Bioenergetics: Open Access

Productivity of Fish Bioenergetics and its Strategies Involved in Environment

Wikner Moraes^{* 1}Department of Biology, University of New Mexico, Albuquerque, USA
^*Correspondence: Wikner Moraes, Department of Biology, University of New Mexico, Albuquerque, USA, Email:

Received: 15-Apr-2022, Manuscript No. BEG-22-16977 ; Editor assigned: 18-Apr-2022, Pre QC No. BEG-22-16977 (PQ); Reviewed: 28-Apr-2022, QC No. BEG-22-16977; Revised: 10-May-2022, Manuscript No. BEG-22-16977 (R); Published: 17-May-2022, DOI: 10.35841/2167-7662.22.10.170

Description

Bioenergetics modeling is a powerful tool that quantifies the life history and ecology of an individual to the population and to the ecosystem. Fish bioenergetics models have many capacities, many of which lay outside the scope of undergraduate study. Examples include measuring interactions between trophic levels, calculating nutrient recycling and contaminant accumulation, and identifying potential bottlenecks in population ecology. This exercise focuses on quantifying the amount of food a fish consumes to the resulting growth over time. These two variables compose the core parameters in fish bioenergetics modeling. This program serves as the international standard for fish modeling. Indeed, many of you are probably unfamiliar with the concept of bioenergy modeling, and the theory and mechanism may seem overwhelming.

Metabolic rates of resting fish

A biological-level dynamic model of fish bioenergetics and growth in a controlled environment has been developed as a tool for studying, assessing and improving the management of fishpond growth systems. The model contained five key variables: body size, temperature, dissolved oxygen, non-ionized ammonia, food volume, and 17 growth parameters that defined the fish species used. Fish growth was more sensitive to changes in food intake parameters than changes in metabolic parameters. In both food intake and metabolic components, fish growth was more sensitive to changes in temperature parameters that changes in body size, dissolved oxygen, or non-ionized ammonia parameters. Model predictions of combined effects on size and temperature, size and food, temperature and food, dissolved oxygen and food growth were also in good agreement with the available data.

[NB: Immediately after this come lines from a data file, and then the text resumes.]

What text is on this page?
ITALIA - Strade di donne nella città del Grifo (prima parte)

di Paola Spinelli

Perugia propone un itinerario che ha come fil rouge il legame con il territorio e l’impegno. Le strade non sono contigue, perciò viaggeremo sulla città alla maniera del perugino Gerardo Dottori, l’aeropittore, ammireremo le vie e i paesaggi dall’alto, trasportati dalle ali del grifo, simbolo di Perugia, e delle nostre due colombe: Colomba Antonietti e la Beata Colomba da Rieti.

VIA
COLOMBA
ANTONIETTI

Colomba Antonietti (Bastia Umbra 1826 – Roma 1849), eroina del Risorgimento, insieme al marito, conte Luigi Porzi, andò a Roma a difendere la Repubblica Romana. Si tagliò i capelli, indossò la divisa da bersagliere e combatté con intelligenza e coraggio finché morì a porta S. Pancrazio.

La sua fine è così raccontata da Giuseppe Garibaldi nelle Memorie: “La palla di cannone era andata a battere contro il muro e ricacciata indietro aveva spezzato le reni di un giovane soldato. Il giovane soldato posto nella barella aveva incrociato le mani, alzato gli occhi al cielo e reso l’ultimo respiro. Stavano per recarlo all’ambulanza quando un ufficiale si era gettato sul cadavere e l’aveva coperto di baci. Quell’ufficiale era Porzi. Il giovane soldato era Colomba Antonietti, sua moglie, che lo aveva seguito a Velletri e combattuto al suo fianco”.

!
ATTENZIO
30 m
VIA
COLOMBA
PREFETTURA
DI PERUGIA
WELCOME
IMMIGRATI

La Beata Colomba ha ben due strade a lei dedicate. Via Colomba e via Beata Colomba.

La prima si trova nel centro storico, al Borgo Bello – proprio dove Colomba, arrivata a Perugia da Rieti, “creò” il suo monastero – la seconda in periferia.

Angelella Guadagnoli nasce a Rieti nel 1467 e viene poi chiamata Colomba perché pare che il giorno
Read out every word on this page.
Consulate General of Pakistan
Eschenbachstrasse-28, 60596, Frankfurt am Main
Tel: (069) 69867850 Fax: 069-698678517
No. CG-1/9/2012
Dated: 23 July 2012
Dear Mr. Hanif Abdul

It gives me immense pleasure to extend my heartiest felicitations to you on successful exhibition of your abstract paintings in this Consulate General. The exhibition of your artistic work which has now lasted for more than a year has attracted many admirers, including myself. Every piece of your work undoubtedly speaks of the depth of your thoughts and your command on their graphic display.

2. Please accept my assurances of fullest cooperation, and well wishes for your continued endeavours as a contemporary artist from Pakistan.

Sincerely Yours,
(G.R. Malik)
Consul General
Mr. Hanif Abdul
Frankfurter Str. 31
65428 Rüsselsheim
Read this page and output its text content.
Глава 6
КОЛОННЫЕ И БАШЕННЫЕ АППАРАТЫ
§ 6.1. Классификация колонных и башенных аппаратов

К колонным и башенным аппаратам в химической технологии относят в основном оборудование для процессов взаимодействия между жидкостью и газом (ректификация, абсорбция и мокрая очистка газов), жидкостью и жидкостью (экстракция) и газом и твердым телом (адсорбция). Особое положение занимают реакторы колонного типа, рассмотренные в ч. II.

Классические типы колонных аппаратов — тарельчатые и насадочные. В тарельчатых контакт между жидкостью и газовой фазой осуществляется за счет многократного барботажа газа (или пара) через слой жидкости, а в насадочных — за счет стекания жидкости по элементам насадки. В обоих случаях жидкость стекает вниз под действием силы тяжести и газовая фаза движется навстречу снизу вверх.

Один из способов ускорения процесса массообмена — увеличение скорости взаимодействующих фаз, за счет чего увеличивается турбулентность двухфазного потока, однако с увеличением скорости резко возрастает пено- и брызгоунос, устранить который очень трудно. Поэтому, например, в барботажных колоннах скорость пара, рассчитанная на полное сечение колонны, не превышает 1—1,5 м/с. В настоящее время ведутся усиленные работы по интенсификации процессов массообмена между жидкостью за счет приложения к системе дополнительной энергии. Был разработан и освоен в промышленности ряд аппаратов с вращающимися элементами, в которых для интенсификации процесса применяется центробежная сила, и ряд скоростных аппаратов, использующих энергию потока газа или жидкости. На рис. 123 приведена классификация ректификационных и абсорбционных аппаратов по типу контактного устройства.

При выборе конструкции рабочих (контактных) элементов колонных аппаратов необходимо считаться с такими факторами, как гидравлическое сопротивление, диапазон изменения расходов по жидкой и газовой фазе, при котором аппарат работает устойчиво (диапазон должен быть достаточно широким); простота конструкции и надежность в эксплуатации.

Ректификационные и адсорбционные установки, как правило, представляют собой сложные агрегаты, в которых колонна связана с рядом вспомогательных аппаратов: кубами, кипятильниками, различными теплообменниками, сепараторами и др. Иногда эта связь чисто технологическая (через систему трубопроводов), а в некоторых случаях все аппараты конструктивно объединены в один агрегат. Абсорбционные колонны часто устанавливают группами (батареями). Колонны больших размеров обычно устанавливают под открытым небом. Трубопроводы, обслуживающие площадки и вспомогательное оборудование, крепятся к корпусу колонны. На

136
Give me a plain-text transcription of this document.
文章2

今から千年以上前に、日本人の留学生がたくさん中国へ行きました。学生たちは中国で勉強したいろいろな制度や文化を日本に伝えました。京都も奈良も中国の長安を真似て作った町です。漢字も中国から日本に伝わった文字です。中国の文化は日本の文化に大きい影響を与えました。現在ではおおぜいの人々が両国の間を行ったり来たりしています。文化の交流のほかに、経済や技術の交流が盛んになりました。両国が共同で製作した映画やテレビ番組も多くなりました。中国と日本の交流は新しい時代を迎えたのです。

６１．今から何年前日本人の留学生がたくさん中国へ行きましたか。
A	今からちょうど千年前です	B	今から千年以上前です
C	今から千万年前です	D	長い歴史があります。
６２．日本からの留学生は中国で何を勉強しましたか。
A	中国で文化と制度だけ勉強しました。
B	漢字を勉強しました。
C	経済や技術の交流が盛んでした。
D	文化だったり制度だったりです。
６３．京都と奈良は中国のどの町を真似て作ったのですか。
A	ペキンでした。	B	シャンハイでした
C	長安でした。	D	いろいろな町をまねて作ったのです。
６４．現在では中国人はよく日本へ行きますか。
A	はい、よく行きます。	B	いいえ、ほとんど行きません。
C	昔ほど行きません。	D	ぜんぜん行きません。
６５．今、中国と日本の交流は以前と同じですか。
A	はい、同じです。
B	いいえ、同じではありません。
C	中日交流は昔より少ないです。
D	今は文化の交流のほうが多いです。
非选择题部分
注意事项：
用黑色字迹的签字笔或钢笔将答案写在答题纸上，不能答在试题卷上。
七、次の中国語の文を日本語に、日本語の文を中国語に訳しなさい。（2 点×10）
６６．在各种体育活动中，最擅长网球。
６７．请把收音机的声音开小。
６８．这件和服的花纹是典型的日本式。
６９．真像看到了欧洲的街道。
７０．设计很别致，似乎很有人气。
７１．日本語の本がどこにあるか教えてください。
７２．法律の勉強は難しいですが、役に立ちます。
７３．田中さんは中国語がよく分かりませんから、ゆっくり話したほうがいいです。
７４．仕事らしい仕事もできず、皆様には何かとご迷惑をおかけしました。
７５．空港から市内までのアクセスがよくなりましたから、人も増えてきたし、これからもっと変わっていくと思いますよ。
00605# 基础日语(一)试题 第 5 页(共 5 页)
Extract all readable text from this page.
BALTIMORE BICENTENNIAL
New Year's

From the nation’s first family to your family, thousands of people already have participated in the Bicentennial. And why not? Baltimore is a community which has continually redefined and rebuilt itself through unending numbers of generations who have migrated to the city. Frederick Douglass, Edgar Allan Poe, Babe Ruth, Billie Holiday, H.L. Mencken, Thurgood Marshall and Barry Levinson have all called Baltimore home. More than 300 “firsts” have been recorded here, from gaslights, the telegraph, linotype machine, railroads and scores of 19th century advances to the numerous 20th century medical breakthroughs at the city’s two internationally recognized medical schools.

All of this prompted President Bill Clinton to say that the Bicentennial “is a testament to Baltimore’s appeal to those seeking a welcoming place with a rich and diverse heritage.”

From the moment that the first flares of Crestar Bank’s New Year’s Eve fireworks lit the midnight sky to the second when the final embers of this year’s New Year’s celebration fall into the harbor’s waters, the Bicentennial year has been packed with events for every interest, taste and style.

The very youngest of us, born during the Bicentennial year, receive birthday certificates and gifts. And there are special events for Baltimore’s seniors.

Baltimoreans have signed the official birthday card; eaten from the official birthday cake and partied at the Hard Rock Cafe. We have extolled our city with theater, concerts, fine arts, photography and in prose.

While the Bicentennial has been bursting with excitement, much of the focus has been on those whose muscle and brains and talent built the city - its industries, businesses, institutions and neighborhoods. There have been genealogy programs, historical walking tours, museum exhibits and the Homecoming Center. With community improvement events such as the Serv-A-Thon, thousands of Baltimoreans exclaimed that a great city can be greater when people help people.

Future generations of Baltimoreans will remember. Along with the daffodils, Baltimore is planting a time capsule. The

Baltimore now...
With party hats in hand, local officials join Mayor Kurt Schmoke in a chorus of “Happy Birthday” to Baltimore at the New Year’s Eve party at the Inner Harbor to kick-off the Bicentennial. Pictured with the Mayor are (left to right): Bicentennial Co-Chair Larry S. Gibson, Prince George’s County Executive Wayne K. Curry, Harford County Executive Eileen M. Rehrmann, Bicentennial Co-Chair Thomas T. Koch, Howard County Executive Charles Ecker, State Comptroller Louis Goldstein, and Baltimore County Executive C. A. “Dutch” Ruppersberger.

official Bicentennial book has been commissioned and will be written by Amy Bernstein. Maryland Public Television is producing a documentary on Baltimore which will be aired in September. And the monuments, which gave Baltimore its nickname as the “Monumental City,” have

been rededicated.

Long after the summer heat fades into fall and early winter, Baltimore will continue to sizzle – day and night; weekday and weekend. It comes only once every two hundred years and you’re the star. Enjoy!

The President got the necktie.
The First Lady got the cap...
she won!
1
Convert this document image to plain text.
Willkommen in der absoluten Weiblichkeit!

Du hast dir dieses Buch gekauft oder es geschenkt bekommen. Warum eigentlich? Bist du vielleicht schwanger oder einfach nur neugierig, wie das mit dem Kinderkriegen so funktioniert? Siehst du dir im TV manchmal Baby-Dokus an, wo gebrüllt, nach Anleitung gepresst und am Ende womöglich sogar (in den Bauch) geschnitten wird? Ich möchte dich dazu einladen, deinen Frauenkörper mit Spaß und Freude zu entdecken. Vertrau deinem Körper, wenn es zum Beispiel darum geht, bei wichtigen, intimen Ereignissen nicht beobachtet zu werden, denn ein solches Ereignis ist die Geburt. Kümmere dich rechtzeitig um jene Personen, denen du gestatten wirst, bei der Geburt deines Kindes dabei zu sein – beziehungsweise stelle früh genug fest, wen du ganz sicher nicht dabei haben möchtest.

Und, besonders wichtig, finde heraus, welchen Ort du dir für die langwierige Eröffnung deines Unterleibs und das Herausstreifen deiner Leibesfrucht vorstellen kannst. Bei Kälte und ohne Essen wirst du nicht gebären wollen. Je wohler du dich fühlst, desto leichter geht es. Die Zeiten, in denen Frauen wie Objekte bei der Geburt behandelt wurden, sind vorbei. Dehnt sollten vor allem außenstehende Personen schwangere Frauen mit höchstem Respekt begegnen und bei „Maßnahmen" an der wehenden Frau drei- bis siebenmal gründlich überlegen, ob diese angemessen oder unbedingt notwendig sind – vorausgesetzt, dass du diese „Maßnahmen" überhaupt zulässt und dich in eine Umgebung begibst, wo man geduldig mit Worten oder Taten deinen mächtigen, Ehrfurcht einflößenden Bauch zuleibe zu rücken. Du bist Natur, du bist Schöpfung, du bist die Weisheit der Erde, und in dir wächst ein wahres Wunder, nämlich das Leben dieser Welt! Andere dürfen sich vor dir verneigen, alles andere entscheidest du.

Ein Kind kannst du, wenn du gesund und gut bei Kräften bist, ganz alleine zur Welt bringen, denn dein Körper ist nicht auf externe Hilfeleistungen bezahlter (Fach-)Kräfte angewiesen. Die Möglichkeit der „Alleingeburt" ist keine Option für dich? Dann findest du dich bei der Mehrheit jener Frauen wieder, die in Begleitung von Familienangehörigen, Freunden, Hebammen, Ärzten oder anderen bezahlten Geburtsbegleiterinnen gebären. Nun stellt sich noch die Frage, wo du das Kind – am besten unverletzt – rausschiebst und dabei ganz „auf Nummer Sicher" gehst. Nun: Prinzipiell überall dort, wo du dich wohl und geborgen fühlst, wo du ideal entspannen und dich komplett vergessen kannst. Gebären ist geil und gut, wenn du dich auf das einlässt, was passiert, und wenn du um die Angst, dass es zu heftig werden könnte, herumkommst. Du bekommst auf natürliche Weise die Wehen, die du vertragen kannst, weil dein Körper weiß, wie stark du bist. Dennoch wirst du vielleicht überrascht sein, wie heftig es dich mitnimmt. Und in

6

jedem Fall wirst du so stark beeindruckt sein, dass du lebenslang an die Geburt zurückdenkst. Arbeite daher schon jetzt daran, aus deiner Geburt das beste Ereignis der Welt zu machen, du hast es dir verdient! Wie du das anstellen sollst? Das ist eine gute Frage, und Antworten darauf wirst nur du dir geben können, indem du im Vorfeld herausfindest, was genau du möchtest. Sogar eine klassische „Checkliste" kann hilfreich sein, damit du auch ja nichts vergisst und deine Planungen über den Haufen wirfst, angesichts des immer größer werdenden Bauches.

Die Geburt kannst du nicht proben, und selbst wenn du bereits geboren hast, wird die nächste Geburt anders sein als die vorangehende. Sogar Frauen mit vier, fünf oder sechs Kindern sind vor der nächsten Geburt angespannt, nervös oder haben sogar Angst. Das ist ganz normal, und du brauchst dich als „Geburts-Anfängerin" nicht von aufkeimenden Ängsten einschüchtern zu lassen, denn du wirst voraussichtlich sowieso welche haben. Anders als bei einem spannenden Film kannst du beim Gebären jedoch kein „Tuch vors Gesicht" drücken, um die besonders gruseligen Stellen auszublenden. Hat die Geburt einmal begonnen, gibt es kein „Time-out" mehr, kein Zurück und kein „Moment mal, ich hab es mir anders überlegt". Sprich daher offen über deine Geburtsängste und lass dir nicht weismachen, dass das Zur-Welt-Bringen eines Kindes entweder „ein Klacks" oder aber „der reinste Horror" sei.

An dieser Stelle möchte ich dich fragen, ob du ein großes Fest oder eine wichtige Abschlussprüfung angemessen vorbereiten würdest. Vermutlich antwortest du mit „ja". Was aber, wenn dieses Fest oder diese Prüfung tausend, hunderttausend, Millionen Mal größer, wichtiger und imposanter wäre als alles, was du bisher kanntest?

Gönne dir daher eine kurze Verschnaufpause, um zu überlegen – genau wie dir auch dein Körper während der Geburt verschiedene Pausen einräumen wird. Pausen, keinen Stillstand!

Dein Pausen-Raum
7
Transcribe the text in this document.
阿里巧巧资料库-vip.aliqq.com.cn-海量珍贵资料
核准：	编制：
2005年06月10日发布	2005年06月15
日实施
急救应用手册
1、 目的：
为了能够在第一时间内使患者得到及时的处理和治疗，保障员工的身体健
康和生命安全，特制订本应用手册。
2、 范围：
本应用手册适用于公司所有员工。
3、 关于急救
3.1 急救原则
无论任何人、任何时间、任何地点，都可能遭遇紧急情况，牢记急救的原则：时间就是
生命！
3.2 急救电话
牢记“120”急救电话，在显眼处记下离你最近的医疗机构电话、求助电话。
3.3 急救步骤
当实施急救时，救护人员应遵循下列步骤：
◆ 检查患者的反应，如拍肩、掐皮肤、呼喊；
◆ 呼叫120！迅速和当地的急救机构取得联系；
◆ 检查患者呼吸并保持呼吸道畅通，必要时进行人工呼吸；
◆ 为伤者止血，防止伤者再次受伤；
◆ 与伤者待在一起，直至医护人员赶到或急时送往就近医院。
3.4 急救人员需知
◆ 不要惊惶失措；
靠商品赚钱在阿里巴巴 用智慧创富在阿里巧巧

Model predictions of six undocumented two factor interactions were consistent with other known interactions and general principles of fish energetics. The model was also used to predict maximum, optimum, and maintenance rations under controlled environments. Increasingly, researchers are turning to bioenergetics modeling as a robust approach for evaluating effects of climate change on aging, growth, and mortality of fishes. Often referred to as the “Wisconsin model,” the popular modeling approach used today was based on the pioneering work which in turn built upon earlier work on energy partitioning in fish. This foundation, and the growing interest in bioenergetics modeling applications to research and management, sparked development of computer software applications that included Fish Bioenergetics 1.0, Fish Bioenergetics 2.0 and Fish Bioenergetics 3.0. The release of Fish Bioenergetics 3.0 by the Wisconsin Sea Grant Program has been tremendously popular among fisheries scientists worldwide, due to the sound biological foundation of bioenergetics models, the eco-friendly environment of the application, and the relatively low cost in the software.

Conclusion

The application of regression-based correction procedures has significantly improved bioenergy model predictions for Sunfish hybrid final body weight under three feeding regimes that elicit moderate to strong CG at near optimal growth temperatures. The mean percentage error in predicting the final weight of fish in each treatment group was significantly lower (5-8 times lower) in the corrected model compared to the uncorrected model. Significant improvements in model growth predictive ability were also observed in the treatment group which showed the most active CG response and significant overgrowth compensation (beyond the growth of free-fed fish daily). Therefore, the ability of the changes to expand the range of conditions under which the bioenergy model can provide accurate growth predictions is clearly explained.